Beppe Grillo, ribaltone a tarda sera: farsa M5s, il "comitato" per sventare la scissione di Conte

Francesco Specchia

Probabilmente il movimento Cinque Stelle così, tra un Grillo minaccioso, un Casaleggio messo fuori gioco, e un Crimi che spariglia le carte per conto di Conte, è pronto alla definitiva scissione. C'era stata la minaccia nel 2013, ma pare che stavolta sia quella buona. Il reggente Crimi indice il voto effettivamente per il nuovo comitato direttivo ma lo fa invece che sul Rousseau di Davide Casaleggio, sulla nuova piattaforma SkyVote, onde evitare ricorsi legali (che in realtà, dicono i tecnici, ci sarebbero proprio se non si utilizzasse Rousseau). Pare che Giuseppe Conte abbia intimato l'alt avvertendo i suoi, più o meno, con un «se Grillo arriva alle nomine del nuovo direttivo siamo fregati». Sicché anche la comunicazione di Crimi, oggi definitivamente contiano, agli iscritti del M5s ha un che di definitivo, dal nuovo Blog del Movimento: «Come richiesto dal Garante, Beppe Grillo, è indetta la votazione per il Comitato Direttivo del Movimento 5 Stelle», scrive il senatore 5 Stelle, annunciando che il voto si terrà sulla nuova piattaforma M5S e non su Rousseau.

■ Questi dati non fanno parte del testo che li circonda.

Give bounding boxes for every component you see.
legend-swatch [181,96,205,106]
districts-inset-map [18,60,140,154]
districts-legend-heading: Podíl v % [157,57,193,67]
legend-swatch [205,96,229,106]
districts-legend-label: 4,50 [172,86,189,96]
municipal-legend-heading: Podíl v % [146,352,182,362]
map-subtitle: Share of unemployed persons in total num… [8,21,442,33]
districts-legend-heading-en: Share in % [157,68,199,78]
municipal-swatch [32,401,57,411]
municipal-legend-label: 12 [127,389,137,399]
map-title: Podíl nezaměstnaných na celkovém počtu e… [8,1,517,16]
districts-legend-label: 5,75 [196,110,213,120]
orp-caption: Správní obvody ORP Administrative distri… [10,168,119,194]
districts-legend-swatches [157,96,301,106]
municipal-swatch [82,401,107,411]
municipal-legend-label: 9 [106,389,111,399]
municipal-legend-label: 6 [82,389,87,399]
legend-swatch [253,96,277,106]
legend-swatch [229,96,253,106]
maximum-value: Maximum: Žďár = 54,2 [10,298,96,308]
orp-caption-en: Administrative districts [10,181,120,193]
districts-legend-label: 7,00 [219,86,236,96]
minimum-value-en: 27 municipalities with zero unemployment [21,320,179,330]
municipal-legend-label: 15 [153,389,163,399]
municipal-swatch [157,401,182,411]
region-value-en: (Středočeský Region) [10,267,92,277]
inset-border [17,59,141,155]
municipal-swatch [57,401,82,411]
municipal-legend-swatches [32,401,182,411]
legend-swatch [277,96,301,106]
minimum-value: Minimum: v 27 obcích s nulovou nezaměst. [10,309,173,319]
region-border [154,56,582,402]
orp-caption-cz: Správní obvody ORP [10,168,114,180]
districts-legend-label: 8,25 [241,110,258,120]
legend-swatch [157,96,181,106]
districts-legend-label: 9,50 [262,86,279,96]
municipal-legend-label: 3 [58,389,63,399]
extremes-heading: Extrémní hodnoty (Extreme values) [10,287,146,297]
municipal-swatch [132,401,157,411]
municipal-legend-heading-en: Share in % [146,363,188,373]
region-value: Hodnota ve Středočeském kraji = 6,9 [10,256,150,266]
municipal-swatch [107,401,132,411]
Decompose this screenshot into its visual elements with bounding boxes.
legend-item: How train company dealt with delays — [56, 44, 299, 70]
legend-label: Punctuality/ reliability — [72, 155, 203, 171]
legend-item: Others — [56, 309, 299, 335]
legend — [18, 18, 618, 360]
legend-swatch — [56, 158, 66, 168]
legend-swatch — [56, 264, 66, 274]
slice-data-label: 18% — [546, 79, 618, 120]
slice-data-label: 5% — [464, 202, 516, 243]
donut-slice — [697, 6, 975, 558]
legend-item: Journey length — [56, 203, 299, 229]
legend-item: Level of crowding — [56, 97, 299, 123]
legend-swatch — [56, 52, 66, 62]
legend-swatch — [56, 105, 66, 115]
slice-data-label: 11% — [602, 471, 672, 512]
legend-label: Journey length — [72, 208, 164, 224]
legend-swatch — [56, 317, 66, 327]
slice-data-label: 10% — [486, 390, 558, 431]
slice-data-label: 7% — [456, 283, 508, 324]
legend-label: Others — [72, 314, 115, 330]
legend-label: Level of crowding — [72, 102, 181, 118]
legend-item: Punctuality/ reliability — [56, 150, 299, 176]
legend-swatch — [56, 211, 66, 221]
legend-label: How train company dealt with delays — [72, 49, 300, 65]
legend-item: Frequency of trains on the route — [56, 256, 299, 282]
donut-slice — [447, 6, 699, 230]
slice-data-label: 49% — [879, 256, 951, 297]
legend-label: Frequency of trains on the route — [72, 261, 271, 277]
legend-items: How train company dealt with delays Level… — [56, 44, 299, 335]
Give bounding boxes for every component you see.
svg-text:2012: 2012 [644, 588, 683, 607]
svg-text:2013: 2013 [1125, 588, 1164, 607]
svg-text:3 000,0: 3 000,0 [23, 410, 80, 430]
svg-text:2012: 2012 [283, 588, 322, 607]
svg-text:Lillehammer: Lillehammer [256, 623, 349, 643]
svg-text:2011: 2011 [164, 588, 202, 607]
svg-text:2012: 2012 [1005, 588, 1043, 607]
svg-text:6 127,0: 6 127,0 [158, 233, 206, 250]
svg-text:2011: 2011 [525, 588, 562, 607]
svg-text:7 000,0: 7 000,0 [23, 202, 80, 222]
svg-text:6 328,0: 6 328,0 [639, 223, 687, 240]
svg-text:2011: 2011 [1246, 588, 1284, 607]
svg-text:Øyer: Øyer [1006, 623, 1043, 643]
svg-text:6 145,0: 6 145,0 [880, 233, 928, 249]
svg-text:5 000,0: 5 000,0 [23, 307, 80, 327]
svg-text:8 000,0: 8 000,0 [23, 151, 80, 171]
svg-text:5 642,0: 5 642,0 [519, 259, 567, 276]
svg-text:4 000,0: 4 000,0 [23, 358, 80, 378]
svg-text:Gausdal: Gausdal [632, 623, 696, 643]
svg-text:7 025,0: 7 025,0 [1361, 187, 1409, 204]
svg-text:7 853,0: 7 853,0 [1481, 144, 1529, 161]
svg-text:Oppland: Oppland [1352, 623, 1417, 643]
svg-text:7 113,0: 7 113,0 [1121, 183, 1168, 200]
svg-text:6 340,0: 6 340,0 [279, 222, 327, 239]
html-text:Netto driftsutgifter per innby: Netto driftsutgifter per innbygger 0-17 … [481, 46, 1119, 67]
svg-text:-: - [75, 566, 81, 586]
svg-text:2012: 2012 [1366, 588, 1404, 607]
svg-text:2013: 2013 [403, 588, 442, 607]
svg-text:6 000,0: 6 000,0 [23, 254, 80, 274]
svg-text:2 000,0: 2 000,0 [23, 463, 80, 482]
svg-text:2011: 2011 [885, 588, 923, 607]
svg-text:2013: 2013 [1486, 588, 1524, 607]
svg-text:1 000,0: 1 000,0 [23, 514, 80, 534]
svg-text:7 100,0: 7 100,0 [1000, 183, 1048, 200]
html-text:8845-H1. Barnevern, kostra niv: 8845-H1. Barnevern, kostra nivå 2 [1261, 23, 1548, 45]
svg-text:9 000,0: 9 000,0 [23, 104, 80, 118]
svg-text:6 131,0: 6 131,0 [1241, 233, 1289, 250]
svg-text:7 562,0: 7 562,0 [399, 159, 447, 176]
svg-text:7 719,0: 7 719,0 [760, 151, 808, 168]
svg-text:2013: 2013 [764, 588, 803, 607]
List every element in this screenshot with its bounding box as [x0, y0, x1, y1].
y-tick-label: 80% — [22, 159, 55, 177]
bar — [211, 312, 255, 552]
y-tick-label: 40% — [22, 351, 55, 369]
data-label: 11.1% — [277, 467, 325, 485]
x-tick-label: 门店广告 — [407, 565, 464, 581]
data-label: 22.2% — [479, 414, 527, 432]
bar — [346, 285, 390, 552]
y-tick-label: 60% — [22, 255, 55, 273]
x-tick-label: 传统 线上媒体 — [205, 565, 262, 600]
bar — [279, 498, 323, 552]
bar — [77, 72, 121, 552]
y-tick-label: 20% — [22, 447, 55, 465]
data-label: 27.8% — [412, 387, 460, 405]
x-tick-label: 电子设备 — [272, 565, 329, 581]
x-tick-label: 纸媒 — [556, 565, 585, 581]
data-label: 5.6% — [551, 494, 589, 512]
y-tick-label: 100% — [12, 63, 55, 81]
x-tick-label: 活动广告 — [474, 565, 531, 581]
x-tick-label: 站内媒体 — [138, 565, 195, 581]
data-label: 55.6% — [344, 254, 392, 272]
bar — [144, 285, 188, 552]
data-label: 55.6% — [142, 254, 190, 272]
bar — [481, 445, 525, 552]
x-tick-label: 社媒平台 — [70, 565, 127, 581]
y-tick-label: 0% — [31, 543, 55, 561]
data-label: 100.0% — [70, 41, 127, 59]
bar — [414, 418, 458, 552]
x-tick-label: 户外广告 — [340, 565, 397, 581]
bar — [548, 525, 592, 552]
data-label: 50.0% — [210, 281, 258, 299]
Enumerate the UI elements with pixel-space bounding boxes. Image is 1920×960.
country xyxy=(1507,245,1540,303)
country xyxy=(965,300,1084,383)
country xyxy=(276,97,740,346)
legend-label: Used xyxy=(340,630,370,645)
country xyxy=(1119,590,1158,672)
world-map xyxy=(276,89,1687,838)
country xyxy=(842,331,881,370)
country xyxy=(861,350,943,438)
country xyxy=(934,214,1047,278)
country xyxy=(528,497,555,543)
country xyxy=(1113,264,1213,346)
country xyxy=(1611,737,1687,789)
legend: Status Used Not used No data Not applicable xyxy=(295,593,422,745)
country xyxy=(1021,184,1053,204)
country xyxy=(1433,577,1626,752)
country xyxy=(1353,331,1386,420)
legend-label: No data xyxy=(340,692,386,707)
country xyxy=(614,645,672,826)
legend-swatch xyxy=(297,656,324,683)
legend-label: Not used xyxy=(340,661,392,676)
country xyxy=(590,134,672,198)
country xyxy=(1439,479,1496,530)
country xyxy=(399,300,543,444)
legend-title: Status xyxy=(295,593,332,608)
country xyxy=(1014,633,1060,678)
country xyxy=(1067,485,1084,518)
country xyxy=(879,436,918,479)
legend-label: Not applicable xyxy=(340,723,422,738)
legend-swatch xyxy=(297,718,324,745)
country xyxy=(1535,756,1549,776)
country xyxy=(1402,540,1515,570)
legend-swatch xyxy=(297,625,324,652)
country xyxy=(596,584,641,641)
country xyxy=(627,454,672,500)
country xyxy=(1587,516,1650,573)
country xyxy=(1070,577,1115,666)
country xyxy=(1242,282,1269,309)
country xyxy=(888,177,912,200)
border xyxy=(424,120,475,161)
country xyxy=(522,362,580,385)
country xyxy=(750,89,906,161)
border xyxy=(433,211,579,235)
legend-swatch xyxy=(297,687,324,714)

Quel «come chiesto da Grillo» ha il sapore di un'enorme beffa. «Nei prossimi giorni» prosegue Crimi «saranno pubblicate le modalità e i tempi di presentazione delle candidature attraverso la nuova piattaforma di gestione degli iscritti e le date di svolgimento delle votazioni sulla nuova piattaforma di voto».

 

 

 

 



C'È SKYVOTE - I candidati dovranno essere in possesso dei requisiti indicati nel regolamento scaricabile grazie a un link contenuto nel post. Eccetera eccetera, seguono particolari tecnci. Il tutto in sostituzione di Rousseau, la cui associazione peraltro, dal 25 aprile 2016, era chiamata a gestire un altro sito, "il blog delle Stelle" che aveva soppiantato quello del comico fondatore come «voce in rete del movimento», almeno secondo Davide Casaleggio che pubblicò la notizia sul vecchio Blog di Grillo. Insomma, un delirio, come nella migliore tradizione dell'ultimo Movimento. Della nuova piattaforma, il nuovo megafono sociale, la nuova Bibbia dei nuovi pentastellati (o come diavolo si chiameranno, perché il titolare del marchio è Gril- lo) si sa pochissimo: è un rebus elettronico, una novità assoluta tirata fuori dal cilindro contiano anche per spiazzare gli avversari. SkyVote - scrive la rivista specializzata Wired - «è stato utilizzato da vari enti pubblici e privati, come il sindacato scuola della Cisl, gli ordini dei giornalisti del Lazio e della Lombardia, la Rai, la Federazione italiana giuoco calcio, Confcommercio e le Acli. E il Pd di Ancona». Pure il Pd di Ancona. Wired riferisce anche che la Multicast srl, la piccola società informatica romana sviluppatrice del sistema di voto elettronico SkyVote, «non sarà, tuttavia, l'unico fornitore». Anche perché il Movimento avrebbe arruolato anche un'altra azienda di settore, la Isa srl di Viterbo. E tutta questa strategia nella divisione dei pani e dei pesci digitali, sembra essere concepita «per non restare vittima delle bizze di un unico soggetto, ed evitare di replicare la sudditanza tecnologica (e politica) di Rousseau».

 

 

 

 

C'è dell'altro. Specializzata in servizi per la sanità, la Isa si appoggerà ai software di Odoo, gruppo belga specializzato in app open source. Non è chiarissima nemmeno la questione dei rimborsi ai gruppi parlamentari. Ammontano a 8,5 milioni di euro per i 161 deputati e 4,1 milioni per i 75 per i senatori; e sono indispensabili per l'attività del partito. Con due schieramenti a chi finiranno? E che dire dei 135 dipendenti, che consentono il funzionamento della macchina parlamentare attualmente grillina? Insomma, se Conte fonda un nuovo partito con quale denaro lo farà? Ricorrerà ai tanto vituperati finanziamenti privati? In serata comunque è arrivata l'apertura di Grillo: «Oggi ho ricevuto dai gruppi parlamentari una richiesta di mediazione... Ho deciso quindi di individuare un comitato di sette persone che si occupi delle modifiche... Il presidente sarà Vito Crimi. La votazione sul comitato direttivo è quindi sospesa».